The subcontinent has always had a vast population employed in this labour-intensive work, and the handmade textiles industry is still one of its biggest, after agriculture.
In Indian homes, whether lowly or palatial, textiles have been traditionally used for hangings, floor coverings and seat coverings. In royal Mughal tents in the 17th century, they were so valuable and gorgeous that looking after the royal tent was seen as a part of divine worship.
The tent of Tipu Sultan is one of the show’s highlights. With an area of 624sq ft — as big as a small two-bedroom flat — it will be erected in the gallery. Lined with cotton that’s block-printed and painted with gorgeous flowers, it’s a magical meadow inside. The V&A also owns the life-size wooden “Tipu’s tiger”, a carved mechanical beast depicted mauling a man.
Tipu was famously defeated by the British in 1799, when his tent became a spoil of Edward Clive, 1st Earl of Powis and Governor of Madras, who took it home to Wales. It was used for years there as a marquee for garden parties, before it went on display at Powis Castle and Garden.
Just as fascinating is the story of humble bandana handkerchiefs. The Indian word “bandhana” means “to tie” in Hindi, and the name stuck.
In the 18th century there was a booming trade of Indian-made hankies going to Europe, despite them being banned between 1701 and 1826 to encourage home production. But huge quantities were smuggled in all the same.

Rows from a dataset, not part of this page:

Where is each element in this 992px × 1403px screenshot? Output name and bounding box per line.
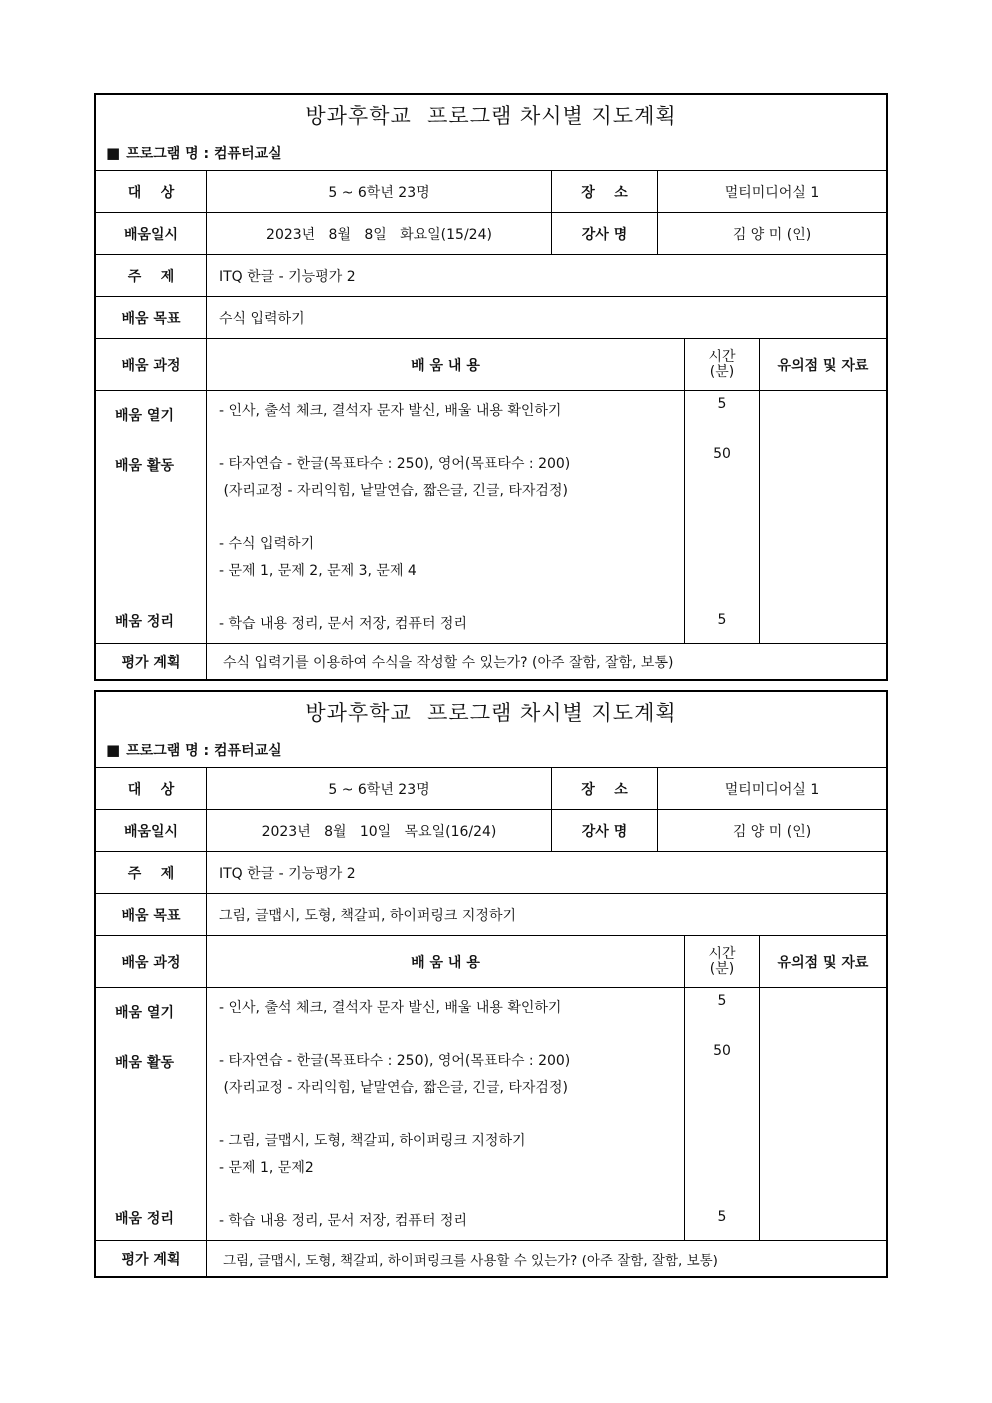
content-label: 배 움 내 용 bbox=[207, 936, 685, 987]
place-label: 장 소 bbox=[552, 768, 658, 809]
goal-row bbox=[96, 297, 886, 339]
process-label: 배움 과정 bbox=[96, 936, 207, 987]
goal-label: 배움 목표 bbox=[96, 297, 207, 338]
topic-row bbox=[96, 852, 886, 894]
square-bullet-icon: ■ bbox=[106, 143, 121, 162]
goal-row bbox=[96, 894, 886, 936]
evaluation-value: 수식 입력기를 이용하여 수식을 작성할 수 있는가? (아주 잘함, 잘함, 보통) bbox=[223, 654, 674, 671]
process-label: 배움 과정 bbox=[96, 339, 207, 390]
time-label-line-1: 시간 bbox=[708, 348, 736, 365]
program-name-row bbox=[96, 135, 886, 171]
date-row bbox=[96, 213, 886, 255]
time-activity: 50 bbox=[713, 446, 731, 462]
stage-open: 배움 열기 bbox=[115, 1005, 174, 1021]
notes-label: 유의점 및 자료 bbox=[777, 954, 869, 971]
stage-column bbox=[96, 988, 207, 1240]
goal-value: 수식 입력하기 bbox=[219, 310, 305, 327]
stage-open: 배움 열기 bbox=[115, 408, 174, 424]
process-header-row bbox=[96, 936, 886, 988]
content-column bbox=[207, 391, 685, 643]
notes-column bbox=[760, 391, 886, 643]
time-column bbox=[685, 391, 760, 643]
teacher-label: 강사 명 bbox=[552, 810, 658, 851]
content-line: - 타자연습 - 한글(목표타수 : 250), 영어(목표타수 : 200) bbox=[219, 1053, 571, 1069]
stage-close: 배움 정리 bbox=[115, 1211, 174, 1227]
process-header-row bbox=[96, 339, 886, 391]
time-close: 5 bbox=[717, 612, 727, 628]
plan-title: 방과후학교 프로그램 차시별 지도계획 bbox=[305, 104, 677, 128]
content-line: - 문제 1, 문제2 bbox=[219, 1160, 314, 1176]
content-line: - 학습 내용 정리, 문서 저장, 컴퓨터 정리 bbox=[219, 616, 467, 632]
place-label: 장 소 bbox=[552, 171, 658, 212]
date-value: 2023년 8월 8일 화요일(15/24) bbox=[207, 213, 552, 254]
goal-label: 배움 목표 bbox=[96, 894, 207, 935]
teacher-value: 김 양 미 (인) bbox=[732, 823, 812, 840]
content-line: - 인사, 출석 체크, 결석자 문자 발신, 배울 내용 확인하기 bbox=[219, 1000, 562, 1016]
square-bullet-icon: ■ bbox=[106, 740, 121, 759]
date-row bbox=[96, 810, 886, 852]
topic-label: 주 제 bbox=[96, 255, 207, 296]
program-name: 프로그램 명 : 컴퓨터교실 bbox=[126, 145, 282, 162]
time-column bbox=[685, 988, 760, 1240]
content-line: - 그림, 글맵시, 도형, 책갈피, 하이퍼링크 지정하기 bbox=[219, 1133, 526, 1149]
topic-value: ITQ 한글 - 기능평가 2 bbox=[219, 865, 356, 882]
evaluation-row bbox=[96, 644, 886, 679]
process-body-row bbox=[96, 988, 886, 1241]
content-line: - 수식 입력하기 bbox=[219, 536, 315, 552]
stage-activity: 배움 활동 bbox=[115, 458, 174, 474]
target-label: 대 상 bbox=[96, 171, 207, 212]
time-open: 5 bbox=[717, 396, 727, 412]
content-line: (자리교정 - 자리익힘, 낱말연습, 짧은글, 긴글, 타자검정) bbox=[219, 483, 568, 499]
content-line: - 학습 내용 정리, 문서 저장, 컴퓨터 정리 bbox=[219, 1213, 467, 1229]
place-value: 멀티미디어실 1 bbox=[724, 781, 820, 798]
content-column bbox=[207, 988, 685, 1240]
time-label-line-2: (분) bbox=[709, 363, 735, 380]
target-row bbox=[96, 768, 886, 810]
goal-value: 그림, 글맵시, 도형, 책갈피, 하이퍼링크 지정하기 bbox=[219, 907, 517, 924]
content-line: - 인사, 출석 체크, 결석자 문자 발신, 배울 내용 확인하기 bbox=[219, 403, 562, 419]
process-body-row bbox=[96, 391, 886, 644]
lesson-plan-1 bbox=[94, 93, 888, 681]
target-label: 대 상 bbox=[96, 768, 207, 809]
topic-label: 주 제 bbox=[96, 852, 207, 893]
date-label: 배움일시 bbox=[96, 213, 207, 254]
time-label bbox=[685, 339, 760, 390]
evaluation-value: 그림, 글맵시, 도형, 책갈피, 하이퍼링크를 사용할 수 있는가? (아주 잘함, 잘함, 보통) bbox=[223, 1252, 718, 1269]
time-label-line-2: (분) bbox=[709, 960, 735, 977]
evaluation-label: 평가 계획 bbox=[96, 644, 207, 679]
content-line: - 타자연습 - 한글(목표타수 : 250), 영어(목표타수 : 200) bbox=[219, 456, 571, 472]
time-close: 5 bbox=[717, 1209, 727, 1225]
stage-close: 배움 정리 bbox=[115, 614, 174, 630]
stage-column bbox=[96, 391, 207, 643]
content-line: - 문제 1, 문제 2, 문제 3, 문제 4 bbox=[219, 563, 417, 579]
date-label: 배움일시 bbox=[96, 810, 207, 851]
target-row bbox=[96, 171, 886, 213]
time-open: 5 bbox=[717, 993, 727, 1009]
content-label: 배 움 내 용 bbox=[207, 339, 685, 390]
topic-row bbox=[96, 255, 886, 297]
teacher-label: 강사 명 bbox=[552, 213, 658, 254]
notes-column bbox=[760, 988, 886, 1240]
time-activity: 50 bbox=[713, 1043, 731, 1059]
stage-activity: 배움 활동 bbox=[115, 1055, 174, 1071]
time-label bbox=[685, 936, 760, 987]
date-value: 2023년 8월 10일 목요일(16/24) bbox=[207, 810, 552, 851]
program-name: 프로그램 명 : 컴퓨터교실 bbox=[126, 742, 282, 759]
topic-value: ITQ 한글 - 기능평가 2 bbox=[219, 268, 356, 285]
program-name-row bbox=[96, 732, 886, 768]
evaluation-label: 평가 계획 bbox=[96, 1241, 207, 1276]
content-line: (자리교정 - 자리익힘, 낱말연습, 짧은글, 긴글, 타자검정) bbox=[219, 1080, 568, 1096]
time-label-line-1: 시간 bbox=[708, 945, 736, 962]
lesson-plan-2 bbox=[94, 690, 888, 1278]
target-value: 5 ~ 6학년 23명 bbox=[207, 768, 552, 809]
teacher-value: 김 양 미 (인) bbox=[732, 226, 812, 243]
evaluation-row bbox=[96, 1241, 886, 1276]
notes-label: 유의점 및 자료 bbox=[777, 357, 869, 374]
place-value: 멀티미디어실 1 bbox=[724, 184, 820, 201]
target-value: 5 ~ 6학년 23명 bbox=[207, 171, 552, 212]
plan-title: 방과후학교 프로그램 차시별 지도계획 bbox=[305, 701, 677, 725]
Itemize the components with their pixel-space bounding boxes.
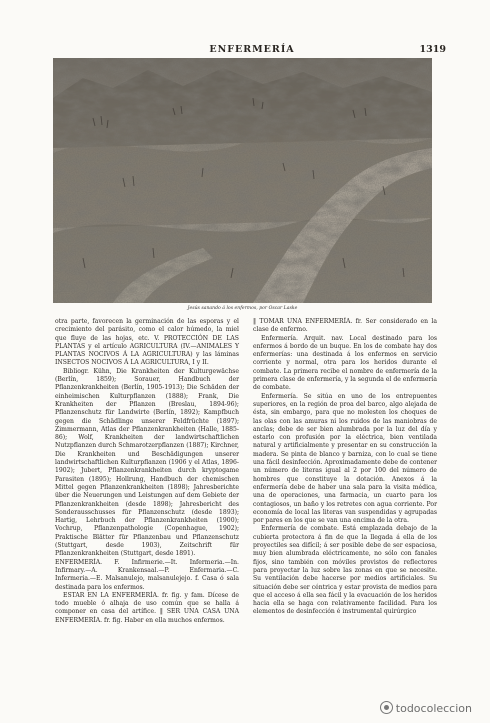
running-title: ENFERMERÍA <box>209 44 295 55</box>
paragraph: Enfermería. Se sitúa en uno de los entrepuentes superiores, en la región de proa del barco, algo alejada de ésta, sin embargo, para que no molesten los choques de las olas con las amuras ni los ruidos de las maniobras de anclas; debe de ser bien alumbrada por la luz del día y estarlo con profusión por la eléctrica, bien ventilada natural y artificialmente y presentar en su construcción la madera. Se pinta de blanco y barniza, con lo cual se tiene una fácil desinfección. Aproximadamente debe de contener un número de literas igual al 2 por 100 del número de hombres que constituye la dotación. Anexos á la enfermería debe de haber una sala para la visita médica, una de operaciones, una farmacia, un cuarto para los contagiosos, un baño y los retretes con agua corriente. Por economía de local las literas van suspendidas y agrupadas por pares en los que se van una encima de la otra. <box>253 392 437 525</box>
illustration-plate <box>53 58 432 303</box>
running-header <box>58 44 446 58</box>
paragraph: otra parte, favorecen la germinación de las esporas y el crecimiento del parásito, como el calor húmedo, la miel que fluye de las hojas, etc. V. PROTECCIÓN DE LAS PLANTAS y el artículo AGRICULTURA (IV.—ANIMALES Y PLANTAS NOCIVOS Á LA AGRICULTURA) y las láminas INSECTOS NOCIVOS Á LA AGRICULTURA, I y II. <box>55 318 239 367</box>
page-number: 1319 <box>419 44 446 55</box>
watermark-logo-icon <box>380 701 393 714</box>
right-text-column <box>253 318 437 617</box>
crowd-engraving-image <box>53 58 432 303</box>
plate-caption: Jesús sanando á los enfermos, por Oscar Laske <box>187 306 298 311</box>
paragraph: ‖ TOMAR UNA ENFERMERÍA. fr. Ser considerado en la clase de enfermo. <box>253 318 437 334</box>
paragraph: ESTAR EN LA ENFERMERÍA. fr. fig. y fam. Dícese de todo mueble ó alhaja de uso común que se halla á componer en casa del artífice. ‖ SER UNA CASA UNA ENFERMERÍA. fr. fig. Haber en ella muchos enfermos. <box>55 591 239 624</box>
paragraph: Enfermería de combate. Está emplazada debajo de la cubierta protectora á fin de que la llegada á ella de los proyectiles sea difícil; á ser posible debe de ser espaciosa, muy bien alumbrada eléctricamente, no sólo con fanales fijos, sino también con móviles provistos de reflectores para proyectar la luz sobre las zonas en que se necesite. Su ventilación debe hacerse por medios artificiales. Su situación debe ser céntrica y estar provista de medios para que el acceso á ella sea fácil y la evacuación de los heridos hacia ella se haga con relativamente facilidad. Para los elementos de desinfección é instrumental quirúrgico <box>253 525 437 616</box>
bibliography-paragraph: Bibliogr. Kühn, Die Krankheiten der Kulturgewächse (Berlín, 1859); Sorauer, Handbuch der Pflanzenkrankheiten (Berlín, 1905-1913); Die Schäden der einheimischen Kulturpflanzen (1888); Frank, Die Krankheiten der Pflanzen (Breslau, 1894-96); Pflanzenschutz für Landwirte (Berlín, 1892); Kampfbuch gegen die Schädlinge unserer Feldfrüchte (1897); Zimmermann, Atlas der Pflanzenkrankheiten (Halle, 1885-86); Wolf, Krankheiten der landwirtschaftlichen Nutzpflanzen durch Schmarotzerpflanzen (1887); Kirchner, Die Krankheiten und Beschädigungen unserer landwirtschaftlichen Kulturpflanzen (1906 y el Atlas, 1896-1902); Jubert, Pflanzenkrankheiten durch kryptogame Parasiten (1895); Hollrung, Handbuch der chemischen Mittel gegen Pflanzenkrankheiten (1898); Jahresberichte über die Neuerungen und Leistungen auf dem Gebiete der Pflanzenkrankheiten (desde 1898); Jahresbericht des Sonderausschusses für Pflanzenschutz (desde 1893); Hartig, Lehrbuch der Pflanzenkrankheiten (1900); Vochrup, Pflanzenpathologie (Copenhague, 1902); Praktische Blätter für Pflanzenbau und Pflanzenschutz (Stuttgart, desde 1903), Zeitschrift für Pflanzenkrankheiten (Stuttgart, desde 1891). <box>55 367 239 558</box>
entry-headword-paragraph: ENFERMERÍA. F. Infirmerie.—It. Infermeria.—In. Infirmary.—A. Krankensaal.—P. Enfermaria.—C. Infermeria.—E. Malsanulejo, malsanulejejo. f. Casa ó sala destinada para los enfermos. <box>55 558 239 591</box>
left-text-column <box>55 318 239 625</box>
watermark <box>380 701 472 715</box>
paragraph: Enfermería. Arquit. nav. Local destinado para los enfermos á bordo de un buque. En los de combate hay dos enfermerías: una destinada á los enfermos en servicio corriente y normal, otra para los heridos durante el combate. La primera recibe el nombre de enfermería de la primera clase de enfermería, y la segunda el de enfermería de combate. <box>253 334 437 392</box>
watermark-text: todocoleccion <box>395 702 472 715</box>
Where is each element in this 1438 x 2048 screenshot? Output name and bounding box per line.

There was a similar European lust for Indian-flowered chintzes — glazed cotton, beautifully printed and painted with floral designs. These versatile fabrics could be used for everything from dresses to bed hangings and spreads. More practical and affordable than silk, there’s a set of 18th-century chintz bed hangings on show, too.
Today, Indian fabrics are still highly prized and handmade skills flourish anew. The V&A shop offers some gorgeous silks from different parts of India, showcasing different techniques, while Bedeck and Good Earth offer fine bed linens and cushions via their own websites. The history that goes into these ordinary things adds to their power to enhance everyday life.
- The Fabric of India exhibition runs from October 3 to January 10, 2016 at the Victoria & Albert Museum, SW7.